PopUp Painting’s ‘artist of the week’ is Francis Bacon.
Francis Bacon (b.1909) was an Irish-born, British figurative painter known for his bold, grotesque and emotionally charged work.
The artist took inspiration from Surrealism, film, photography and the canon of Old Masters. Bacon’s distinctive style of painting that depicted the bleakness of the human condition struck a chord in Post-War Britain and won the artist recognition as one of the most important and poignant artists of the avant-garde. Much of Bacon’s work focused on portraits of lone figures painted in a painterly, abstract manner with a flat nondescript background. Often the figures were housed inside steel cages, adding an existentialist feeling to the works.
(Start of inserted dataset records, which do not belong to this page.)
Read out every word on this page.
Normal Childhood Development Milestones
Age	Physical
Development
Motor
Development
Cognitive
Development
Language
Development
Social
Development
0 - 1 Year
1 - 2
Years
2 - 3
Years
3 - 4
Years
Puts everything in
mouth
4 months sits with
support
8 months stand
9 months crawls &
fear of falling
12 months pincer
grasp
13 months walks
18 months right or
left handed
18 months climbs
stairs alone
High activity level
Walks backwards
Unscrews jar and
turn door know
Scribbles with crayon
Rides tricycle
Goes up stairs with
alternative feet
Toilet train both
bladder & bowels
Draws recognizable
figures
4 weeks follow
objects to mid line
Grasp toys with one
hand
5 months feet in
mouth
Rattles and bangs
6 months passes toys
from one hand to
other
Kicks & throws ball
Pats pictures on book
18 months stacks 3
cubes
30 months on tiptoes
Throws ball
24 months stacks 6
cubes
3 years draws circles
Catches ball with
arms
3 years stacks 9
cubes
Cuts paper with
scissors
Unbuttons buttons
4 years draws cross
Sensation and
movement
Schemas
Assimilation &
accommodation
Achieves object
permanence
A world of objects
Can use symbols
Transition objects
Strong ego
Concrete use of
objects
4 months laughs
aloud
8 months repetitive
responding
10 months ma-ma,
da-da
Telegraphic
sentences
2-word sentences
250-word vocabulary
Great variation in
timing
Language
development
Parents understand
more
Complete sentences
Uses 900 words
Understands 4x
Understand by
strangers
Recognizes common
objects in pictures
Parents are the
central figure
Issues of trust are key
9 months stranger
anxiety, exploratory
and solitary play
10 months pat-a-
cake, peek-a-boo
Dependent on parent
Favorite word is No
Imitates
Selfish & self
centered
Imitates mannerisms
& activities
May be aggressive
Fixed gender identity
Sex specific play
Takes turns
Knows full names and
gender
Despite this bleak outlook, the artist was known as being highly sociable and charismatic, moving in the social circles of the trendy Soho of the Sixties. The artist used many of the friends and acquaintances he met along the way as subjects to paint. Bacon often worked in series and many of his works came in the format of triptychs and diptychs.
From 1971, following the suicide of his partner George Dyer, Bacon’s work became even more sombre, inward-looking and preoccupied with the passage of time and death. The artist himself died in 1992. A preserved version of Francis Bacon’s studio is permanently on show at the Hugh Lane Gallery, Dublin, Ireland.
In 2013 ‘Three Studies of Lucien Freud’ set the world record as the most expensive piece of art sold at auction, selling for $142,405,000, until exceeded by the sale of a Picasso in 2015.